2. Create Your Highlight Reel
Coaches have limited time and resources available to travel and watch players in person. A highlight reel acts as your own personal advertisement and once sent to coaches, allows them to watch your best plays with the click of a button. A high quality recruiting highlight video of your performances will give the coach a good impression of your ability and what you might bring to their team. The Athlete Match Platform comes with an innovative highlight reel editor that makes it easy to create high quality highlight reels in no time. These highlight reels can then be sent to college coaches on your best fit list along with your student-athlete resume.

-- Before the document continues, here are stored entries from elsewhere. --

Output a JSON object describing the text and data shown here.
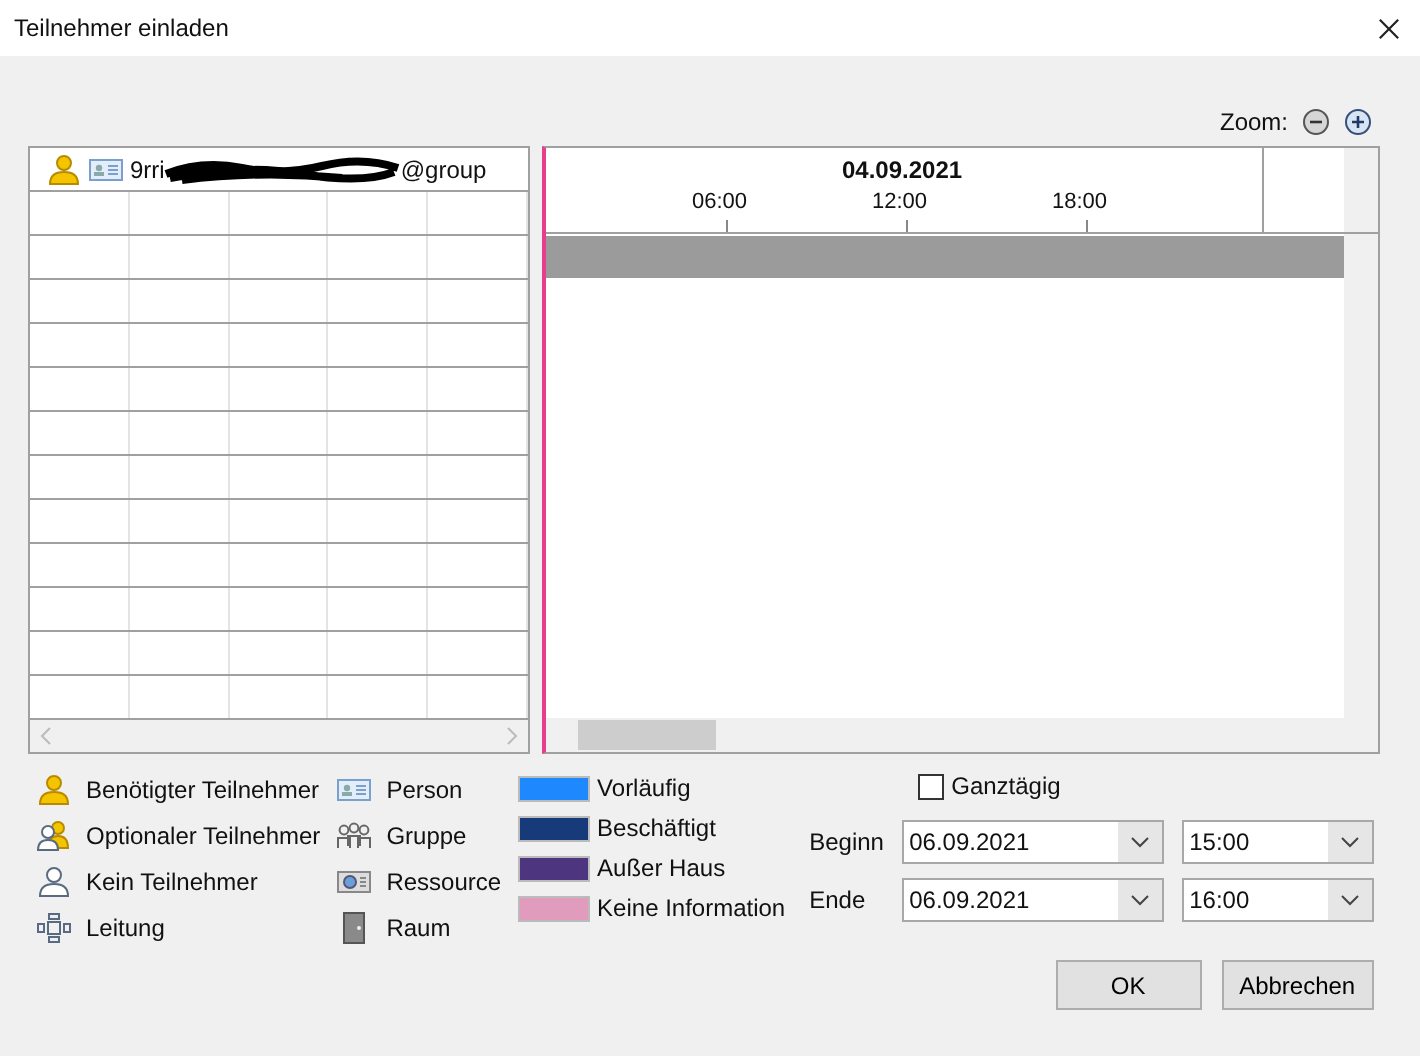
{
  "window": {
    "title": "Teilnehmer einladen"
  },
  "zoom": {
    "label": "Zoom:"
  },
  "attendees": [
    {
      "kind": "required",
      "name_start": "9rri",
      "name_end": "@group"
    }
  ],
  "timeline": {
    "date": "04.09.2021",
    "hours": [
      "06:00",
      "12:00",
      "18:00"
    ]
  },
  "legend_roles": [
    {
      "kind": "required",
      "label": "Benötigter Teilnehmer"
    },
    {
      "kind": "optional",
      "label": "Optionaler Teilnehmer"
    },
    {
      "kind": "none",
      "label": "Kein Teilnehmer"
    },
    {
      "kind": "lead",
      "label": "Leitung"
    }
  ],
  "legend_types": [
    {
      "kind": "person",
      "label": "Person"
    },
    {
      "kind": "group",
      "label": "Gruppe"
    },
    {
      "kind": "resource",
      "label": "Ressource"
    },
    {
      "kind": "room",
      "label": "Raum"
    }
  ],
  "legend_status": [
    {
      "label": "Vorläufig",
      "color": "#1e88ff"
    },
    {
      "label": "Beschäftigt",
      "color": "#173a7a"
    },
    {
      "label": "Außer Haus",
      "color": "#4e3580"
    },
    {
      "label": "Keine Information",
      "color": "#e09bbd"
    }
  ],
  "all_day": {
    "label": "Ganztägig",
    "checked": false
  },
  "start": {
    "label": "Beginn",
    "date": "06.09.2021",
    "time": "15:00"
  },
  "end": {
    "label": "Ende",
    "date": "06.09.2021",
    "time": "16:00"
  },
  "buttons": [
    "OK",
    "Abbrechen"
  ]
}
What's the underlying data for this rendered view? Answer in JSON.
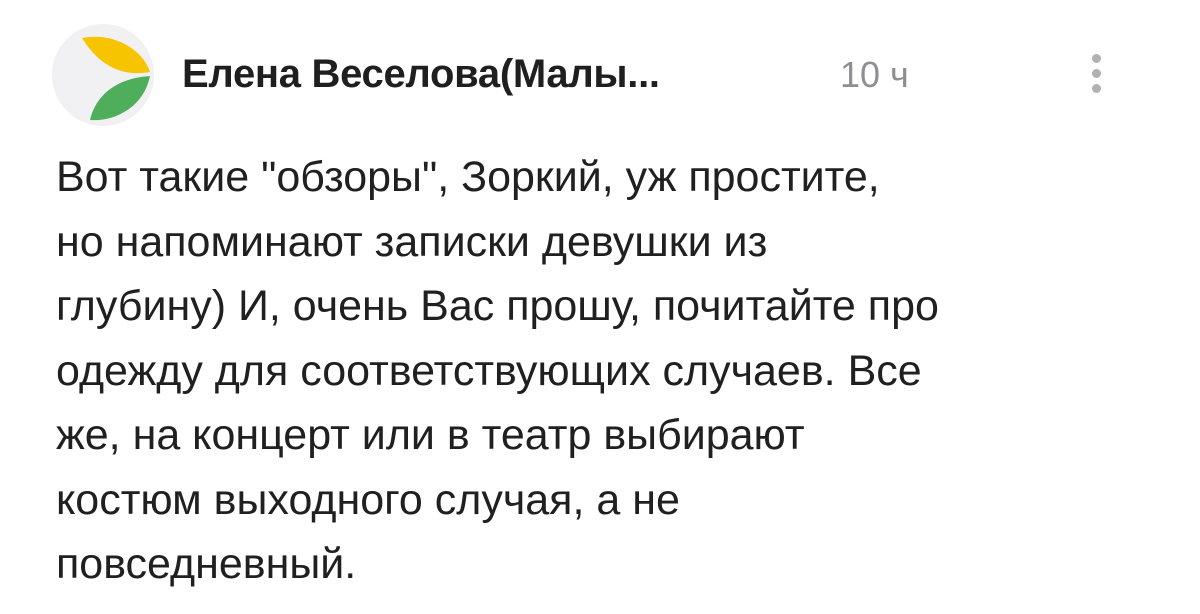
{
  "comment": {
    "author": "Елена Веселова(Малы...",
    "time": "10 ч",
    "text": "Вот такие \"обзоры\", Зоркий, уж простите,\nно напоминают записки девушки из\nглубину) И, очень Вас прошу, почитайте про\nодежду для соответствующих случаев. Все\nже, на концерт или в театр выбирают\nкостюм выходного случая, а не\nповседневный."
  },
  "avatar": {
    "icon": "leaf-logo-icon",
    "colors": {
      "yellow": "#f6c400",
      "green": "#4fae5c",
      "background": "#f1f1f3"
    }
  },
  "more_icon": "vertical-ellipsis-icon"
}
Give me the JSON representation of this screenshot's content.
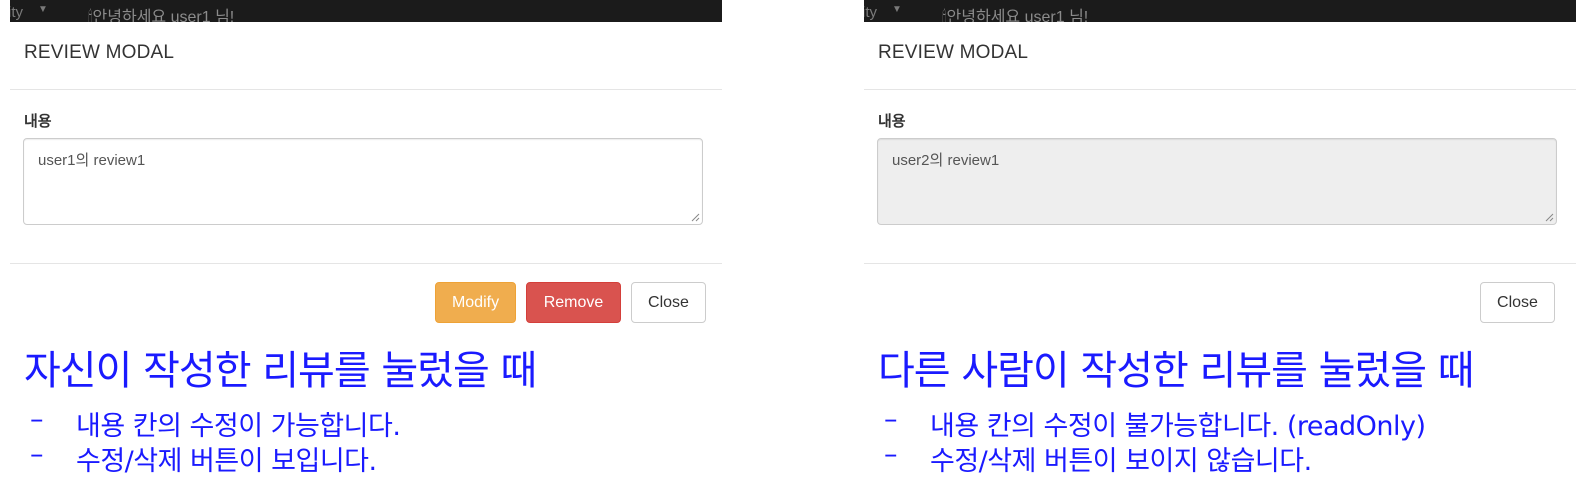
{
  "left": {
    "topbar": {
      "nav_fragment": "ity",
      "greeting_prefix": "🕯안녕하세요 ",
      "greeting_user": "user1",
      "greeting_suffix": " 님!"
    },
    "modal": {
      "title": "REVIEW MODAL",
      "content_label": "내용",
      "content_value": "user1의 review1",
      "read_only": false,
      "buttons": {
        "modify": "Modify",
        "remove": "Remove",
        "close": "Close"
      }
    },
    "caption": "자신이 작성한 리뷰를 눌렀을 때",
    "bullets": [
      "내용 칸의 수정이 가능합니다.",
      "수정/삭제 버튼이 보입니다."
    ]
  },
  "right": {
    "topbar": {
      "nav_fragment": "ity",
      "greeting_prefix": "🕯안녕하세요 ",
      "greeting_user": "user1",
      "greeting_suffix": " 님!"
    },
    "modal": {
      "title": "REVIEW MODAL",
      "content_label": "내용",
      "content_value": "user2의 review1",
      "read_only": true,
      "buttons": {
        "close": "Close"
      }
    },
    "caption": "다른 사람이 작성한 리뷰를 눌렀을 때",
    "bullets": [
      "내용 칸의 수정이 불가능합니다. (readOnly)",
      "수정/삭제 버튼이 보이지 않습니다."
    ]
  },
  "bullet_marker": "–",
  "colors": {
    "navbar_bg": "#1b1b1b",
    "modify_button": "#f0ad4e",
    "remove_button": "#d9534f",
    "annotation_text": "#1a1aff",
    "readonly_bg": "#eeeeee"
  }
}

3. Attend Showcase Camps/ID Camps
College Showcase ID Camps are becoming a very popular way for coaches to identify potential recruits to play a respective college sport. With so much going on during the year, many college coaches will utilize a popular summer showcase camp to energize their recruiting pool. Attendance at these camps allows you to put yourself in the spotlight and grab the attention of college coaches. When evaluating showcase camps, make sure that the colleges you are interested in are actually going to the camp in question. You can do this by researching each camp’s website.
4. Email College Coaches Personally (One College At A Time!)
As previously mentioned, many recruiting companies will tell you to email as many coaches as possible – so that some reply. This is an ineffective strategy that may lead you to a poor recruiting outcome (such as the wrong college). Athlete Match advocates that you start with a best fit list of colleges, created through a comprehensive college evaluation using the 10 Fit Points, before contacting each coach individually. In fact, the Athlete Match Platform allows you to create a list of favorites, before emailing each college one at a time (we don’t allow mass email). Be sure to attach your Online Resume (complete with Highlight Reel) in your email to the coach.
TIP: Don’t make the email about yourself!
If you want to stand out when you email college coaches, don’t send a long list of your accolades and achievements…that’s what your Student-Athlete Resume is for. Instead, tell the coach about his or her school and program! Send a very personalized email that makes it clear to the coach that you have researched the college and are familiar with both the team and the academic programs. Telling a coach about his or her college shows them that you’ve done your homework, you understand fit, and that you’re truly interested in moving forward in the recruiting process. For a good email template read this post.
5. Follow up!
Following up with a college coach multiple times shows that you care. If you don’t hear back after your first email, follow up within 7-10 days. Make your subject line ‘Just checking in’ or ‘Follow up’ in order to differentiate yourself in a coach’s inbox. For a good follow-up email template click here. College coaches are busy and receive a lot of emails, so persistence is key. When you do get a response — don’t delay — follow up promptly within 24 hours! Prompt follow up is critical to letting the coach know that you are serious about their program.
Communication during the recruiting process is a marathon not a sprint. Don’t be discouraged if you don’t hear back when you email college coaches at first. Email, wait, follow up, repeat. Be patient and pay attention to these guidelines and you’ll soon be in contact with the coaches at your Best Fit schools. Good luck!